La firma de Enrique Ballester

Por lo general, durante las fases más candentes de la temporada, siempre hay algún entusiasta del deporte que declara, «a mí ahora ya me da igual cómo se juegue y todo eso, yo lo que quiero es ganar«. Este comentario, que es presentado como algo único y singular, a menudo deja a los demás con una sensación de extrañeza. Después de todo, ¿quién no querría ganar? ¿Acaso los demás anhelamos perder?

Este tipo de comentarios me recuerda a esas personas que, al ver una cucaracha, exclaman con indignación, «qué asco me dan las cucarachas«. Al igual que aquellos que proclaman su deseo de ganar a toda costa, estas personas parecen creer que sus sentimientos son de alguna manera especiales o únicos. Como si a todo el mundo le encantaran las cucarachas, como si las tuviéramos como mascotas y les pusiéramos nombres humanos.

La semana pasada, mientras veía el partido de Primera Federación entre el San Fernando y el Ibiza desde la comodidad de mi sofá, mi hijo Teo se unió a mí.
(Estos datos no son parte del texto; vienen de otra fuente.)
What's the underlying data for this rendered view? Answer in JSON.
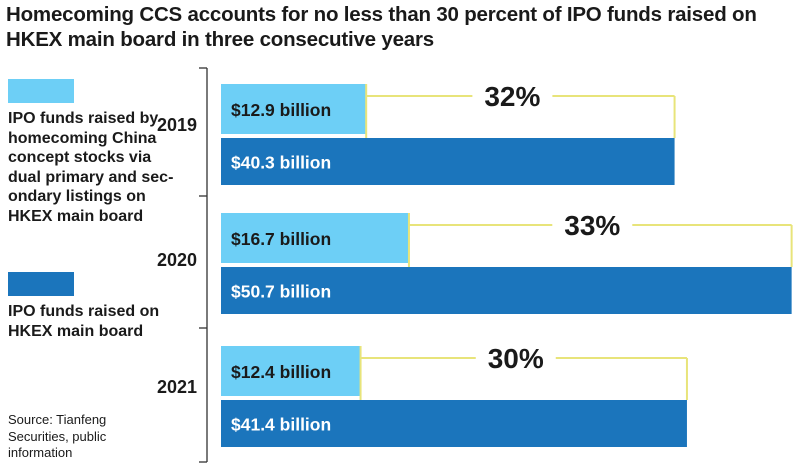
{
  "title": "Homecoming CCS accounts for no less than 30 percent of IPO funds raised on HKEX main board in three consecutive years",
  "legend": [
    {
      "label": "IPO funds raised by homecoming China concept stocks via dual primary and sec-ondary listings on HKEX main board",
      "color": "#6dcff6"
    },
    {
      "label": "IPO funds raised on HKEX main board",
      "color": "#1b75bc"
    }
  ],
  "source": "Source: Tianfeng Securities, public information",
  "colors": {
    "homecoming": "#6dcff6",
    "main_board": "#1b75bc",
    "bracket": "#e8e47a",
    "axis": "#333333"
  },
  "chart_data": {
    "type": "bar",
    "orientation": "horizontal",
    "categories": [
      "2019",
      "2020",
      "2021"
    ],
    "series": [
      {
        "name": "IPO funds raised by homecoming China concept stocks via dual primary and secondary listings on HKEX main board",
        "values": [
          12.9,
          16.7,
          12.4
        ],
        "labels": [
          "$12.9 billion",
          "$16.7 billion",
          "$12.4 billion"
        ]
      },
      {
        "name": "IPO funds raised on HKEX main board",
        "values": [
          40.3,
          50.7,
          41.4
        ],
        "labels": [
          "$40.3 billion",
          "$50.7 billion",
          "$41.4 billion"
        ]
      }
    ],
    "annotations": [
      "32%",
      "33%",
      "30%"
    ],
    "xlim": [
      0,
      51
    ],
    "grid": false
  }
}
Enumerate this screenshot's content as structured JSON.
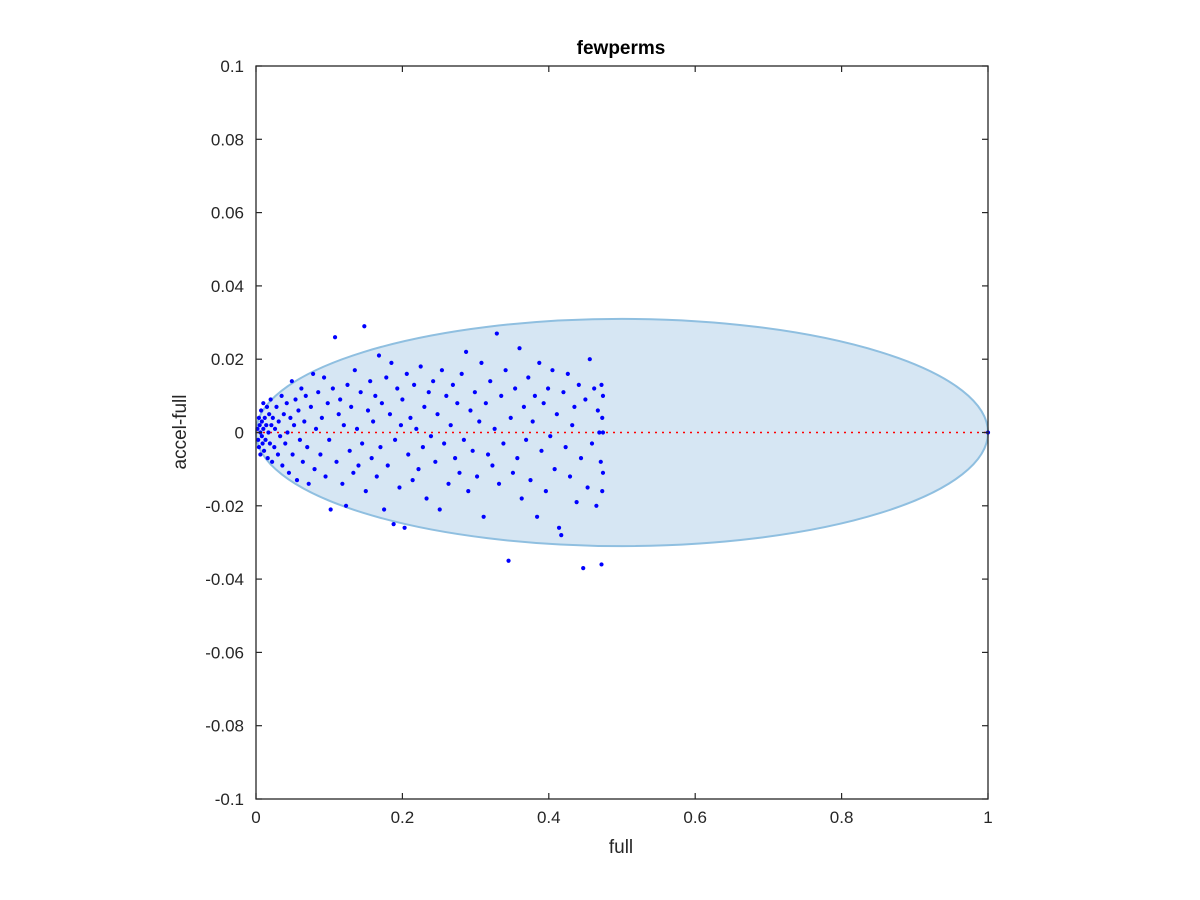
{
  "chart_data": {
    "type": "scatter",
    "title": "fewperms",
    "xlabel": "full",
    "ylabel": "accel-full",
    "xlim": [
      0,
      1
    ],
    "ylim": [
      -0.1,
      0.1
    ],
    "xticks": [
      0,
      0.2,
      0.4,
      0.6,
      0.8,
      1
    ],
    "xtick_labels": [
      "0",
      "0.2",
      "0.4",
      "0.6",
      "0.8",
      "1"
    ],
    "yticks": [
      -0.1,
      -0.08,
      -0.06,
      -0.04,
      -0.02,
      0,
      0.02,
      0.04,
      0.06,
      0.08,
      0.1
    ],
    "ytick_labels": [
      "-0.1",
      "-0.08",
      "-0.06",
      "-0.04",
      "-0.02",
      "0",
      "0.02",
      "0.04",
      "0.06",
      "0.08",
      "0.1"
    ],
    "grid": false,
    "legend": "none",
    "reference_line": {
      "y": 0,
      "x_range": [
        0,
        1
      ],
      "style": "dotted",
      "color": "#ff0000"
    },
    "ellipse": {
      "center": [
        0.5,
        0
      ],
      "x_radius": 0.5,
      "y_radius": 0.031,
      "fill": "#d6e6f3",
      "edge": "#8fbfe0"
    },
    "series": [
      {
        "color": "#0000ff",
        "points": [
          [
            0.002,
            0.001
          ],
          [
            0.003,
            -0.002
          ],
          [
            0.004,
            0.004
          ],
          [
            0.004,
            -0.004
          ],
          [
            0.005,
            0.002
          ],
          [
            0.006,
            0.0
          ],
          [
            0.006,
            -0.006
          ],
          [
            0.007,
            0.006
          ],
          [
            0.008,
            -0.001
          ],
          [
            0.008,
            0.003
          ],
          [
            0.009,
            -0.003
          ],
          [
            0.01,
            0.008
          ],
          [
            0.01,
            0.001
          ],
          [
            0.011,
            -0.005
          ],
          [
            0.012,
            0.004
          ],
          [
            0.013,
            -0.002
          ],
          [
            0.014,
            0.002
          ],
          [
            0.015,
            0.007
          ],
          [
            0.016,
            -0.007
          ],
          [
            0.017,
            0.0
          ],
          [
            0.018,
            0.005
          ],
          [
            0.019,
            -0.003
          ],
          [
            0.02,
            0.009
          ],
          [
            0.021,
            0.002
          ],
          [
            0.022,
            -0.008
          ],
          [
            0.023,
            0.004
          ],
          [
            0.025,
            -0.004
          ],
          [
            0.026,
            0.001
          ],
          [
            0.028,
            0.007
          ],
          [
            0.03,
            -0.006
          ],
          [
            0.031,
            0.003
          ],
          [
            0.033,
            -0.001
          ],
          [
            0.035,
            0.01
          ],
          [
            0.036,
            -0.009
          ],
          [
            0.038,
            0.005
          ],
          [
            0.04,
            -0.003
          ],
          [
            0.042,
            0.008
          ],
          [
            0.043,
            0.0
          ],
          [
            0.045,
            -0.011
          ],
          [
            0.047,
            0.004
          ],
          [
            0.049,
            0.014
          ],
          [
            0.05,
            -0.006
          ],
          [
            0.052,
            0.002
          ],
          [
            0.054,
            0.009
          ],
          [
            0.056,
            -0.013
          ],
          [
            0.058,
            0.006
          ],
          [
            0.06,
            -0.002
          ],
          [
            0.062,
            0.012
          ],
          [
            0.064,
            -0.008
          ],
          [
            0.066,
            0.003
          ],
          [
            0.068,
            0.01
          ],
          [
            0.07,
            -0.004
          ],
          [
            0.072,
            -0.014
          ],
          [
            0.075,
            0.007
          ],
          [
            0.078,
            0.016
          ],
          [
            0.08,
            -0.01
          ],
          [
            0.082,
            0.001
          ],
          [
            0.085,
            0.011
          ],
          [
            0.088,
            -0.006
          ],
          [
            0.09,
            0.004
          ],
          [
            0.093,
            0.015
          ],
          [
            0.095,
            -0.012
          ],
          [
            0.098,
            0.008
          ],
          [
            0.1,
            -0.002
          ],
          [
            0.102,
            -0.021
          ],
          [
            0.105,
            0.012
          ],
          [
            0.108,
            0.026
          ],
          [
            0.11,
            -0.008
          ],
          [
            0.113,
            0.005
          ],
          [
            0.115,
            0.009
          ],
          [
            0.118,
            -0.014
          ],
          [
            0.12,
            0.002
          ],
          [
            0.123,
            -0.02
          ],
          [
            0.125,
            0.013
          ],
          [
            0.128,
            -0.005
          ],
          [
            0.13,
            0.007
          ],
          [
            0.133,
            -0.011
          ],
          [
            0.135,
            0.017
          ],
          [
            0.138,
            0.001
          ],
          [
            0.14,
            -0.009
          ],
          [
            0.143,
            0.011
          ],
          [
            0.145,
            -0.003
          ],
          [
            0.148,
            0.029
          ],
          [
            0.15,
            -0.016
          ],
          [
            0.153,
            0.006
          ],
          [
            0.156,
            0.014
          ],
          [
            0.158,
            -0.007
          ],
          [
            0.16,
            0.003
          ],
          [
            0.163,
            0.01
          ],
          [
            0.165,
            -0.012
          ],
          [
            0.168,
            0.021
          ],
          [
            0.17,
            -0.004
          ],
          [
            0.172,
            0.008
          ],
          [
            0.175,
            -0.021
          ],
          [
            0.178,
            0.015
          ],
          [
            0.18,
            -0.009
          ],
          [
            0.183,
            0.005
          ],
          [
            0.185,
            0.019
          ],
          [
            0.188,
            -0.025
          ],
          [
            0.19,
            -0.002
          ],
          [
            0.193,
            0.012
          ],
          [
            0.196,
            -0.015
          ],
          [
            0.198,
            0.002
          ],
          [
            0.2,
            0.009
          ],
          [
            0.203,
            -0.026
          ],
          [
            0.206,
            0.016
          ],
          [
            0.208,
            -0.006
          ],
          [
            0.211,
            0.004
          ],
          [
            0.214,
            -0.013
          ],
          [
            0.216,
            0.013
          ],
          [
            0.219,
            0.001
          ],
          [
            0.222,
            -0.01
          ],
          [
            0.225,
            0.018
          ],
          [
            0.228,
            -0.004
          ],
          [
            0.23,
            0.007
          ],
          [
            0.233,
            -0.018
          ],
          [
            0.236,
            0.011
          ],
          [
            0.239,
            -0.001
          ],
          [
            0.242,
            0.014
          ],
          [
            0.245,
            -0.008
          ],
          [
            0.248,
            0.005
          ],
          [
            0.251,
            -0.021
          ],
          [
            0.254,
            0.017
          ],
          [
            0.257,
            -0.003
          ],
          [
            0.26,
            0.01
          ],
          [
            0.263,
            -0.014
          ],
          [
            0.266,
            0.002
          ],
          [
            0.269,
            0.013
          ],
          [
            0.272,
            -0.007
          ],
          [
            0.275,
            0.008
          ],
          [
            0.278,
            -0.011
          ],
          [
            0.281,
            0.016
          ],
          [
            0.284,
            -0.002
          ],
          [
            0.287,
            0.022
          ],
          [
            0.29,
            -0.016
          ],
          [
            0.293,
            0.006
          ],
          [
            0.296,
            -0.005
          ],
          [
            0.299,
            0.011
          ],
          [
            0.302,
            -0.012
          ],
          [
            0.305,
            0.003
          ],
          [
            0.308,
            0.019
          ],
          [
            0.311,
            -0.023
          ],
          [
            0.314,
            0.008
          ],
          [
            0.317,
            -0.006
          ],
          [
            0.32,
            0.014
          ],
          [
            0.323,
            -0.009
          ],
          [
            0.326,
            0.001
          ],
          [
            0.329,
            0.027
          ],
          [
            0.332,
            -0.014
          ],
          [
            0.335,
            0.01
          ],
          [
            0.338,
            -0.003
          ],
          [
            0.341,
            0.017
          ],
          [
            0.345,
            -0.035
          ],
          [
            0.348,
            0.004
          ],
          [
            0.351,
            -0.011
          ],
          [
            0.354,
            0.012
          ],
          [
            0.357,
            -0.007
          ],
          [
            0.36,
            0.023
          ],
          [
            0.363,
            -0.018
          ],
          [
            0.366,
            0.007
          ],
          [
            0.369,
            -0.002
          ],
          [
            0.372,
            0.015
          ],
          [
            0.375,
            -0.013
          ],
          [
            0.378,
            0.003
          ],
          [
            0.381,
            0.01
          ],
          [
            0.384,
            -0.023
          ],
          [
            0.387,
            0.019
          ],
          [
            0.39,
            -0.005
          ],
          [
            0.393,
            0.008
          ],
          [
            0.396,
            -0.016
          ],
          [
            0.399,
            0.012
          ],
          [
            0.402,
            -0.001
          ],
          [
            0.405,
            0.017
          ],
          [
            0.408,
            -0.01
          ],
          [
            0.411,
            0.005
          ],
          [
            0.414,
            -0.026
          ],
          [
            0.417,
            -0.028
          ],
          [
            0.42,
            0.011
          ],
          [
            0.423,
            -0.004
          ],
          [
            0.426,
            0.016
          ],
          [
            0.429,
            -0.012
          ],
          [
            0.432,
            0.002
          ],
          [
            0.435,
            0.007
          ],
          [
            0.438,
            -0.019
          ],
          [
            0.441,
            0.013
          ],
          [
            0.444,
            -0.007
          ],
          [
            0.447,
            -0.037
          ],
          [
            0.45,
            0.009
          ],
          [
            0.453,
            -0.015
          ],
          [
            0.456,
            0.02
          ],
          [
            0.459,
            -0.003
          ],
          [
            0.462,
            0.012
          ],
          [
            0.465,
            -0.02
          ],
          [
            0.467,
            0.006
          ],
          [
            0.469,
            0.0
          ],
          [
            0.471,
            -0.008
          ],
          [
            0.472,
            0.013
          ],
          [
            0.472,
            -0.036
          ],
          [
            0.473,
            -0.016
          ],
          [
            0.473,
            0.004
          ],
          [
            0.474,
            -0.011
          ],
          [
            0.474,
            0.01
          ],
          [
            0.474,
            0.0
          ],
          [
            1.0,
            0.0
          ]
        ]
      }
    ]
  }
}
Como es habitual en él, comenzó a bombardearme con preguntas sobre el pasado, presente y futuro de ambos equipos. Quería saber cómo iban clasificados, cuál era la primera equipación del visitante y cómo habían quedado en los partidos de liga contra el Castellón, su equipo favorito.

Ante su curiosidad, respondí a todas sus preguntas con una paciencia admirable. En ese momento, me sentí como si estuviera compitiendo por una medalla al mejor padre. Después de obtener su información, Teo se fue a continuar con sus propias cosas, las típicas ocupaciones de un niño de siete años.

Sin embargo, volvió poco después con una última pregunta. Por alguna razón, necesitaba saber el resultado del partido de la primera vuelta entre el Ibiza y el San Fernando. Cuando admití que no lo sabía, exclamó con sorpresa, «¡Vaya periodista!«.

Esta inocente observación me hizo reflexionar sobre el futuro. Mi hijo, un pequeño hincha en crecimiento, podría convertirse en un crítico de mis escritos en un futuro no muy lejano. Podría imaginarlo, con el carnet de abonado que yo mismo le pagaba, criticando mis artículos en Twitter, sacando a la luz información privilegiada para apoyar sus argumentos.

En la escuela, cuando le pregunten a qué me dedico, podría responder con desdén, «mi padre trabaja en el panfleto ese que solo sirve para no pisar lo fregado«. Cuando llegue al instituto, Teo lideraría manifestaciones que pasarán junto al periódico al grito de ‘periodistas, terroristas’, y pedirá llevar el megáfono para no parecer tibio y sentirse integrado.

Podría cruzarme con él en los alrededores del estadio y ver cómo desvía la mirada. Podría acusarme de ser un manipulador, de desestabilizar el equipo y de estar al servicio del dueño. Mis propios amigos podrían darle ‘me gusta’ a sus comentarios, y yo recordaría, derrotado, que todo comenzó porque no supe el resultado del partido entre el Ibiza y el San Fernando del 3 de enero de 2024.

En fin, será mejor que me vaya retirando.